Le Département de l'éducation rejette la moitié de sa main-d'œuvre, l'alternative à la promesse de Trump de liquider l'agence

L'une des plus petites agences fédérales est encore réduite à près de la moitié, barrage de la chaîne Trumpist. Le ministère de l'Éducation a annoncé mardi le licenciement de 1 315 travailleurs, qui s'ajoutent aux plus de 600 qui avaient déjà accepté l'une des offres de partir avec certains avantages particuliers ou qui ont été rejetés ces dernières semaines. La réduction de près de 50% du personnel de l'agence responsable de la gestion des prêts universitaires fédéraux, de la suite de l'exécution des étudiants ou de la conformité aux lois sur les droits civiques de l'école, se produit dans le cadre des plus grandes coupes conduites de la Maison Blanche, mais aussi du désir et de la promesse, tâtamment constitutionnelle, du président Donald Trump pour liquider l'agence.

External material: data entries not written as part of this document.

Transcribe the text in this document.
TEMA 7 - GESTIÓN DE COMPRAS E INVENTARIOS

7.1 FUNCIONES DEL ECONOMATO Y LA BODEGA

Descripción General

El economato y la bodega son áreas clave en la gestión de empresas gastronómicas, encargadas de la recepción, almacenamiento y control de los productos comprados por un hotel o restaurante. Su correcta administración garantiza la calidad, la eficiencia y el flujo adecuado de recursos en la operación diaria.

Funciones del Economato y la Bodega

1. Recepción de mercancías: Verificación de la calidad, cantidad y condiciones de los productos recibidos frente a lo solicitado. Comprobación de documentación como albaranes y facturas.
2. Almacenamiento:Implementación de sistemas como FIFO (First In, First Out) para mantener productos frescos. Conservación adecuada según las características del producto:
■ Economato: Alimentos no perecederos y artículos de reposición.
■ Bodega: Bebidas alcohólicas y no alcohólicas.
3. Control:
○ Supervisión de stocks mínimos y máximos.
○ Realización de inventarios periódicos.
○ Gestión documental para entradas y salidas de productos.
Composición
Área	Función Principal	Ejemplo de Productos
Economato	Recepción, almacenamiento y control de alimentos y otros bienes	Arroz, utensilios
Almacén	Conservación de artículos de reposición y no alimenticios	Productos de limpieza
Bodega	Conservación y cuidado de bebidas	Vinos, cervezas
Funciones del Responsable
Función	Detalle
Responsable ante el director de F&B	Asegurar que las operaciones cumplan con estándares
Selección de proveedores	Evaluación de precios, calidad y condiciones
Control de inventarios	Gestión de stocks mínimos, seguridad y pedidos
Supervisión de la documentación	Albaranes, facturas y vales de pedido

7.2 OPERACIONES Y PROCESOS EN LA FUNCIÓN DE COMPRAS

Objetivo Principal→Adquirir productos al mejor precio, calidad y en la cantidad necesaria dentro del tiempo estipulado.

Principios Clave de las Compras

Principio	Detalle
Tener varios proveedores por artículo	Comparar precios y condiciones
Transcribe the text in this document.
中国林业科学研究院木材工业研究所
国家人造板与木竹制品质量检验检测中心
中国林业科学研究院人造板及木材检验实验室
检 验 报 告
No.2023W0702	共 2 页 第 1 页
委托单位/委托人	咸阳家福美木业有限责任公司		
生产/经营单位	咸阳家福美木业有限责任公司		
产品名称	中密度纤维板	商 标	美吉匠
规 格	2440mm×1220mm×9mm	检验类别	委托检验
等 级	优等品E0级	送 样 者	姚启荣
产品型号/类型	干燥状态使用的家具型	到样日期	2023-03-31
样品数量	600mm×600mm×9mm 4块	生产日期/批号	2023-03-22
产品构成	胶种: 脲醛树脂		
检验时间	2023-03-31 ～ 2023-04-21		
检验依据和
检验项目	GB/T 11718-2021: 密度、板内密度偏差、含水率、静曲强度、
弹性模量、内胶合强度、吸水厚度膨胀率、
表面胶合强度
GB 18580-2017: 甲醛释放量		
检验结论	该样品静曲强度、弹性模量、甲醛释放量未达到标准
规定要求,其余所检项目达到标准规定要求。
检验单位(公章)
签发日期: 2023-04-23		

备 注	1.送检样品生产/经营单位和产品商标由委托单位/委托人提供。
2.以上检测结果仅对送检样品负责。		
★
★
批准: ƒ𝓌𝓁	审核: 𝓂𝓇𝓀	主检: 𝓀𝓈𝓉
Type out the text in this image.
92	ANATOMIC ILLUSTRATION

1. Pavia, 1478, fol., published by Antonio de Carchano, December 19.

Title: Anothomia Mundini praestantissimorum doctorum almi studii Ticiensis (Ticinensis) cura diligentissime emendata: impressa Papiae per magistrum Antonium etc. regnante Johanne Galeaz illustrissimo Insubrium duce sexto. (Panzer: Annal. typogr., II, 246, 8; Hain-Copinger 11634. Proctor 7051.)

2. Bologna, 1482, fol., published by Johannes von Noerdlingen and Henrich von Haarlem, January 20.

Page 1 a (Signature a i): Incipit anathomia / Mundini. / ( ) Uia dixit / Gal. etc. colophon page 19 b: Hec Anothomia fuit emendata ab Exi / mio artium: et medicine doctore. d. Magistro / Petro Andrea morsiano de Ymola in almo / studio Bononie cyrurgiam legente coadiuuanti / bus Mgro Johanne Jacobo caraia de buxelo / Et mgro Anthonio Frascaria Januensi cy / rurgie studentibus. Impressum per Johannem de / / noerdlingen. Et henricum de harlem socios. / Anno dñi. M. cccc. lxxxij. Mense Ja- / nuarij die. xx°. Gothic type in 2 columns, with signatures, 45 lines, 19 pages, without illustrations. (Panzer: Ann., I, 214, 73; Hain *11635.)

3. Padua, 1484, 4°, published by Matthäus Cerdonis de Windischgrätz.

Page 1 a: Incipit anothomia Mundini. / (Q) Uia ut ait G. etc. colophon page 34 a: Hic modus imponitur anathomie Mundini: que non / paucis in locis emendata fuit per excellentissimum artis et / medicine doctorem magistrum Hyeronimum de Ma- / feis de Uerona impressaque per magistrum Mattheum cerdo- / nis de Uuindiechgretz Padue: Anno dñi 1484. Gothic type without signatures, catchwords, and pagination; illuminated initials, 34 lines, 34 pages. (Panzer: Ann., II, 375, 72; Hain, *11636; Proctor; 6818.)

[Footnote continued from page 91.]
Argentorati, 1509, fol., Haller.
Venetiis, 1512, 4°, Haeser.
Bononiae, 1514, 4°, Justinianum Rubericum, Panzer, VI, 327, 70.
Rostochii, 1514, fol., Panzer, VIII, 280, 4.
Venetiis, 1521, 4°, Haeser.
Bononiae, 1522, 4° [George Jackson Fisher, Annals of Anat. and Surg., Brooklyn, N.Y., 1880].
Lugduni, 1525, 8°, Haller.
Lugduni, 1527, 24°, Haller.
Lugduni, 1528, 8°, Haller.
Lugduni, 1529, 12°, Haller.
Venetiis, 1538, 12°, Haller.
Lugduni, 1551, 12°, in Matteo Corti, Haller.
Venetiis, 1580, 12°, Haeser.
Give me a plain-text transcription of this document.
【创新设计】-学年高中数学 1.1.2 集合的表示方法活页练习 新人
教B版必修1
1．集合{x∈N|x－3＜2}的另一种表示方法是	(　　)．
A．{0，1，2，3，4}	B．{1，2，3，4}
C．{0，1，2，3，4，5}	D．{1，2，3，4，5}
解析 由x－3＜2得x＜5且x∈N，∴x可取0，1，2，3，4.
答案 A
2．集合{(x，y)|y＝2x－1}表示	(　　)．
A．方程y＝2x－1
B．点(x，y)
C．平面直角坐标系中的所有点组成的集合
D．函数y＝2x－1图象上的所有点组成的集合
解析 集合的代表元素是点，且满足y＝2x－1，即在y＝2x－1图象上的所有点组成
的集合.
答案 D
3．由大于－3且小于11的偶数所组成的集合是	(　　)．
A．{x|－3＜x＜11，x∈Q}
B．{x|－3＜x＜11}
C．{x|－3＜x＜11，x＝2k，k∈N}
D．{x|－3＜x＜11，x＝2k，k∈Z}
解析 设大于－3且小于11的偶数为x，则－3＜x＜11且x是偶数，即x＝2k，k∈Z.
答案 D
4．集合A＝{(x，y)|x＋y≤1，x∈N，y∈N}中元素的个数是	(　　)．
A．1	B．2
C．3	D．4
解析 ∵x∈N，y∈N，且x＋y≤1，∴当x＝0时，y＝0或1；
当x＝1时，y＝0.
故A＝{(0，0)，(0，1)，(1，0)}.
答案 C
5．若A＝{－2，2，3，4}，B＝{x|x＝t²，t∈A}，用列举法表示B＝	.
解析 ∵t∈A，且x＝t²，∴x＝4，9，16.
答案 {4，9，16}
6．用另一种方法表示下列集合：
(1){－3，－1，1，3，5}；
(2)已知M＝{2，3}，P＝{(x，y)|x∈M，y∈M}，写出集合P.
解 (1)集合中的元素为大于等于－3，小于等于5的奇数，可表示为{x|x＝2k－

Linda McMahon, cadre de la lutte professionnelle transformée en secrétaire à l'Éducation, a justifié les licenciements au nom de l'efficacité. « La réduction du personnel d'aujourd'hui reflète l'engagement du ministère de l'Éducation avec l'efficacité, la responsabilité et la garantie que les ressources sont destinées à ce qu'elles se soucient davantage: pour les élèves, les parents et les enseignants », a-t-il dit Dans la déclaration d'annonce McMahon, qui a été confirmé dans sa position par le Sénat le 3 mars.

Sur les 4 133 employés du département, après aujourd'hui, il y aura environ 2 183, selon les données de l'agence. Le licencié mardi sera des postes de congé administratif à partir du vendredi 21 mars prochain et recevra un salaire complet jusqu'au 9 juin, en plus de l'indemnisation selon les années travaillées. Le département met également fin aux bâtiments de location des contrats dans des villes comme New York, Boston, Chicago et Cleveland.

Le département a envoyé un e-mail aux employés mardi en communiquant que le siège social de l'agence à Washington et que ses bureaux régionaux resteraient fermés mercredi, avec accès interdit, et rouvriraient jeudi. La raison donnée pour les fermetures était les «raisons de sécurité». Mais l'e-mail se souvint de ceux reçus par d'autres agences qui ont subi des licenciements de masse dans les mois de la deuxième présidence de Donald Trump, qui a allumé les alarmes des travailleurs, dont les craintes ont été confirmées, également par e-mail, après leur journée de travail régulière.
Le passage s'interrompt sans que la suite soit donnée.